Speaking at a forum in the US Capitol, Muhammad Ali Jr. said he was detained for more than 90 minutes and was asked by the Customs and Border Patrol officials about his name and religion.
"I felt like my human rights were abused. I felt just like I felt at my father's funeral. I didn't know what to think. I was just dumbfounded," Ali said.
Ali and his mother, Khalilah Camacho-Ali, recounted their ordeal at Florida's Fort Lauderdale-Hollywood International Airport on February 7, when they were interrogated at length as they returned from a trip to Jamaica.
"I believe they were religiously and racially profiling," the 44-year-old said, adding that officials likely thought he "must be a terrorist" because he is African-American and Muslim.
Ali and his mother expressed concern that other Americans and immigrants are being similarly targeted by officials emboldened by Trump's rhetoric and policies.
"That makes me feel like we're going back into slavery," Ali said.
"I've never felt so uncomfortable being in my own country," added Camacho-Ali, who like her world champion boxer ex-husband converted to Islam after they got married in 1967.
She said the "Step Into the Ring" campaign -- which uses the Twitter hashtag #AlivsTrump -- has the backing of boxing greats including Evander Holyfield and Sugar Ray Leonard.
Trump's new travel ban denies US entry to all refugees for 120 days and halts for 90 days the granting of visas to nationals from Syria, Iran, Libya, Somalia, Yemen and Sudan.
The White House cites national security in justifying the ban, but experts and lawmakers at the forum argued it is unconstitutional and cruel.
Immigration lawyer David Leopold told the forum there has been a rise in such detentions, "the direct result of an administration in the process of transforming the president's ugly and inflammatory campaign rhetoric into national policy."

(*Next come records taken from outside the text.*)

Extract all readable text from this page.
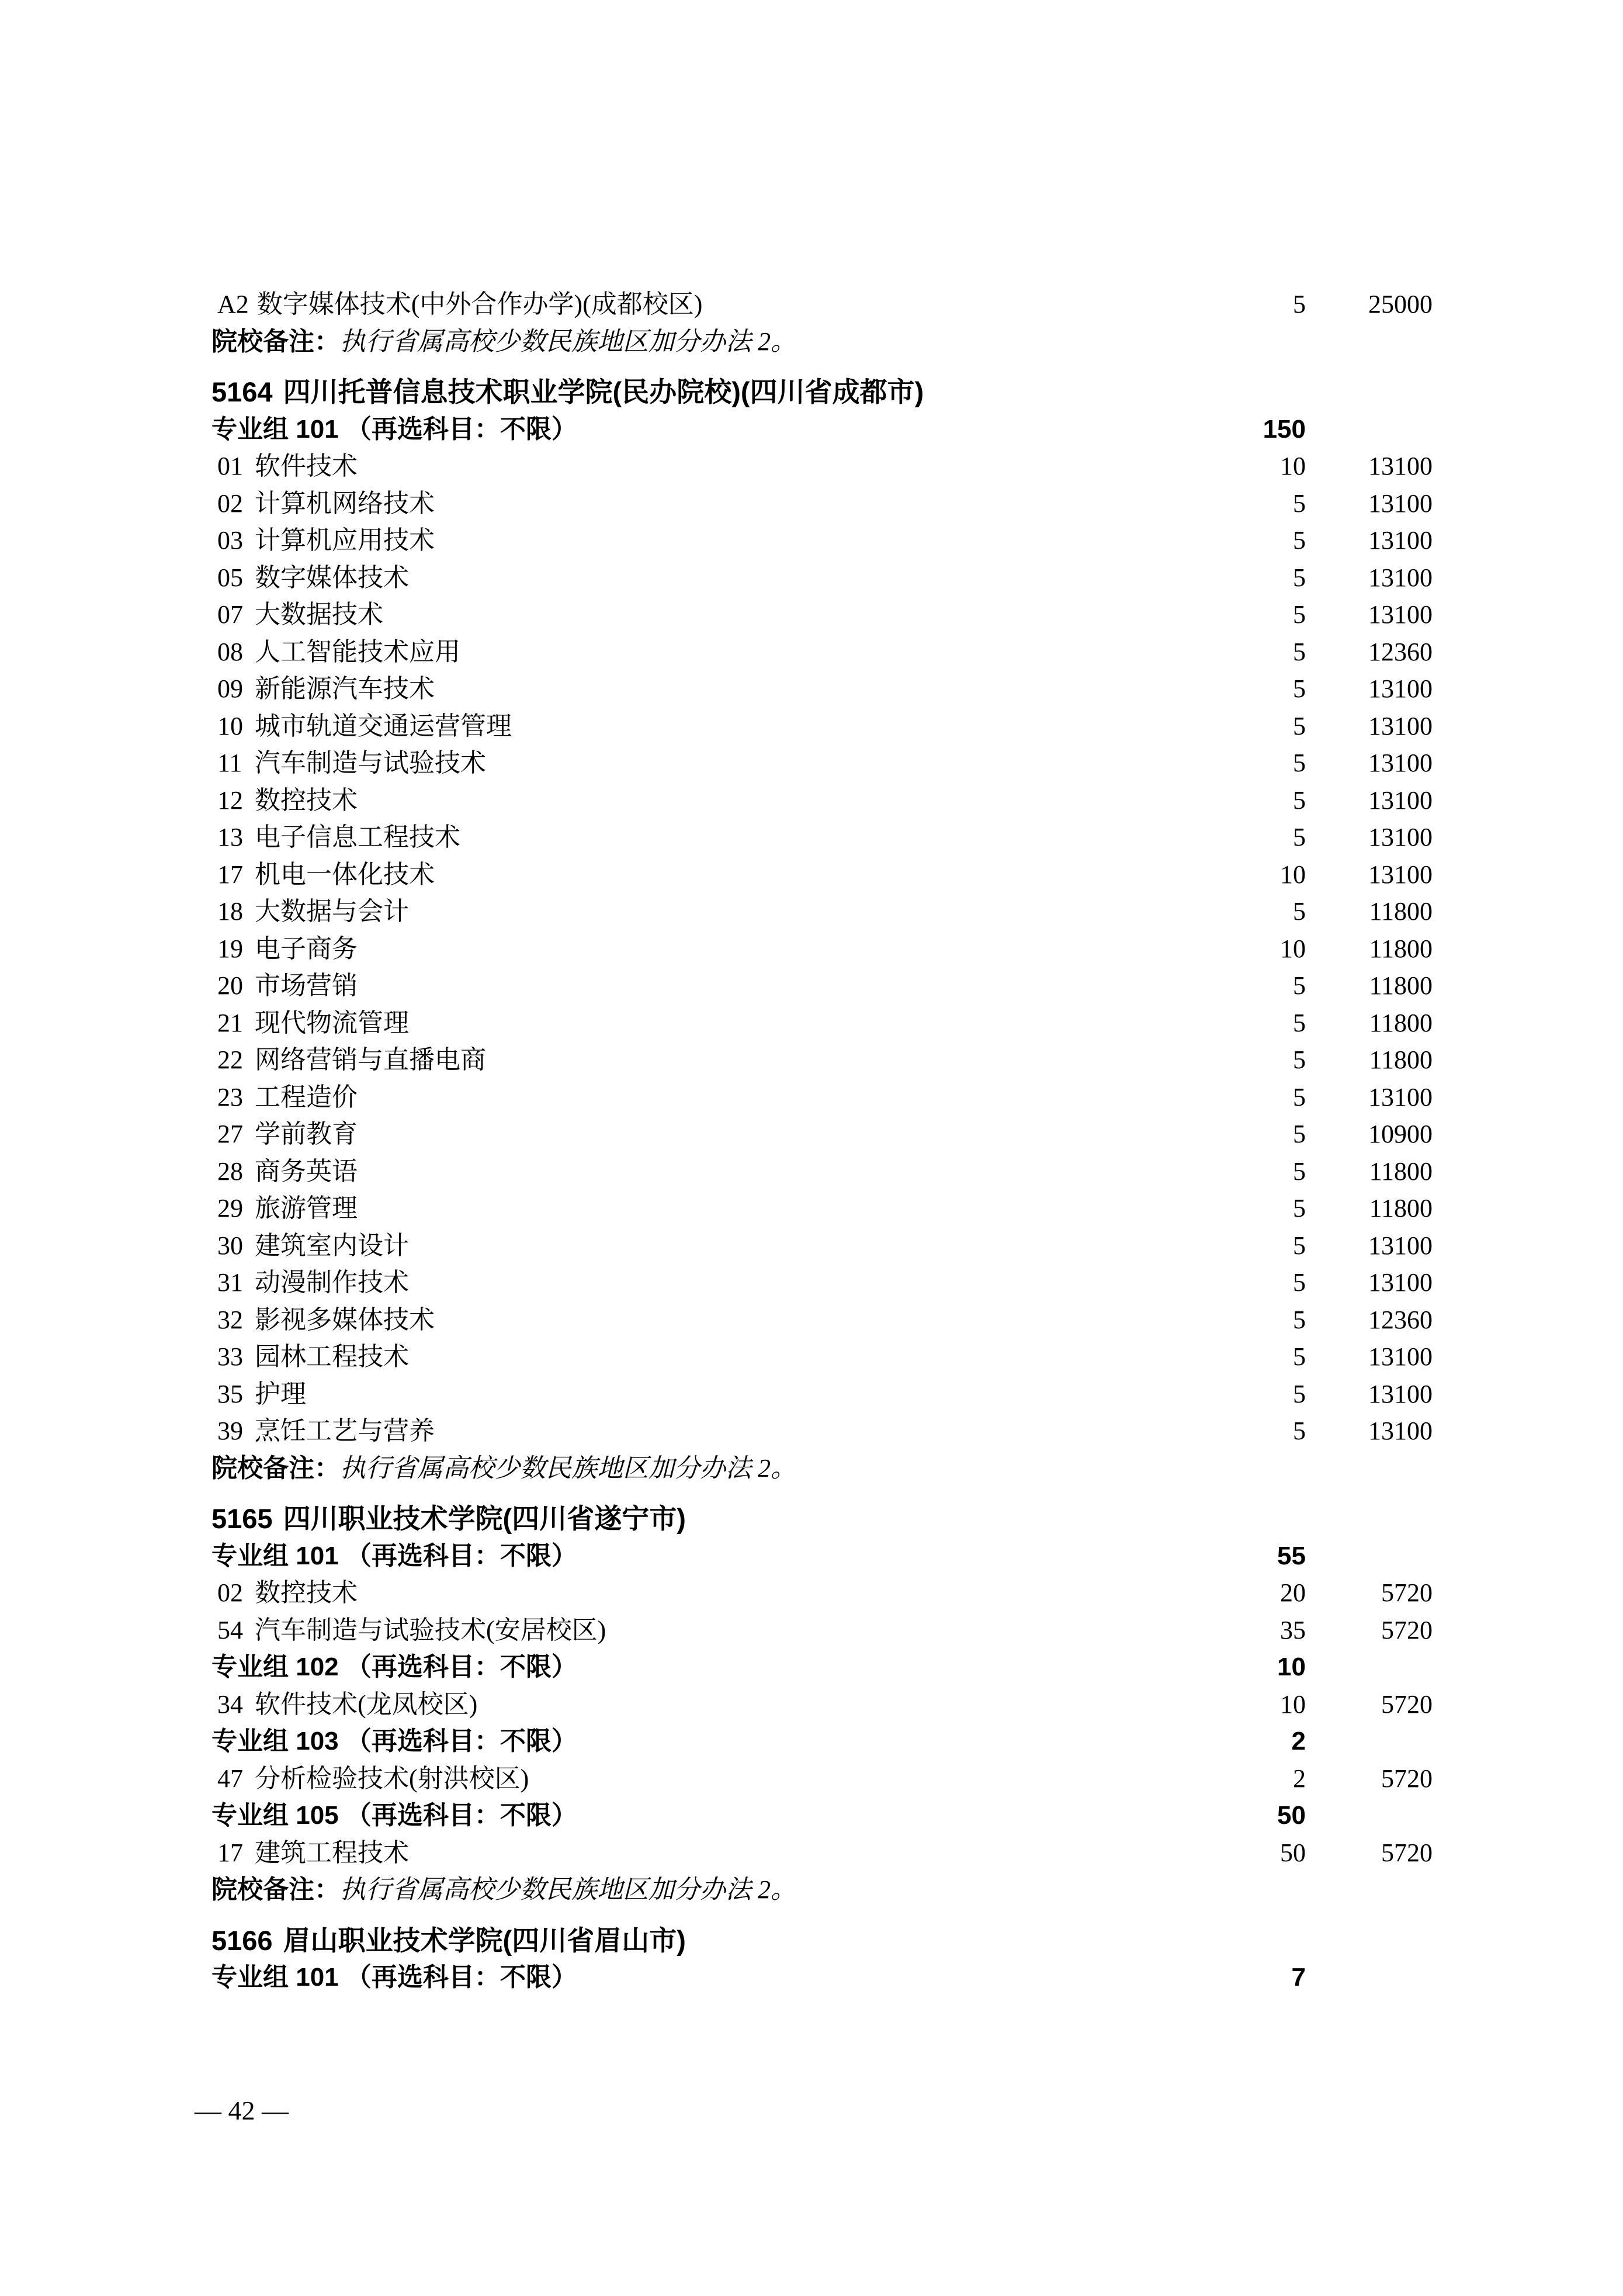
A2 数字媒体技术(中外合作办学)(成都校区)	5 25000
院校备注：执行省属高校少数民族地区加分办法 2。
5164 四川托普信息技术职业学院(民办院校)(四川省成都市)
专业组 101 （再选科目：不限）	150
01 软件技术	10 13100
02 计算机网络技术	5 13100
03 计算机应用技术	5 13100
05 数字媒体技术	5 13100
07 大数据技术	5 13100
08 人工智能技术应用	5 12360
09 新能源汽车技术	5 13100
10 城市轨道交通运营管理	5 13100
11 汽车制造与试验技术	5 13100
12 数控技术	5 13100
13 电子信息工程技术	5 13100
17 机电一体化技术	10 13100
18 大数据与会计	5 11800
19 电子商务	10 11800
20 市场营销	5 11800
21 现代物流管理	5 11800
22 网络营销与直播电商	5 11800
23 工程造价	5 13100
27 学前教育	5 10900
28 商务英语	5 11800
29 旅游管理	5 11800
30 建筑室内设计	5 13100
31 动漫制作技术	5 13100
32 影视多媒体技术	5 12360
33 园林工程技术	5 13100
35 护理	5 13100
39 烹饪工艺与营养	5 13100
院校备注：执行省属高校少数民族地区加分办法 2。
5165 四川职业技术学院(四川省遂宁市)
专业组 101 （再选科目：不限）	55
02 数控技术	20	5720
54 汽车制造与试验技术(安居校区)	35	5720
专业组 102 （再选科目：不限）	10
34 软件技术(龙凤校区)	10	5720
专业组 103 （再选科目：不限）	2
47 分析检验技术(射洪校区)	2	5720
专业组 105 （再选科目：不限）	50
17 建筑工程技术	50	5720
院校备注：执行省属高校少数民族地区加分办法 2。
5166 眉山职业技术学院(四川省眉山市)
专业组 101 （再选科目：不限）	7
— 42 —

Congressman John Conyers warned that the administration has been "eviscerating" people's due process rights.
"Our nation now stands on the verge of turning away from our historic role as a place of refuge and a beacon of tolerance, instead heading down a path of paranoia," he said.
Conyers has introduced the End Racial Profiling Act, which would bar law enforcement from engaging in racial profiling. Ali urged Congress to pass the bill.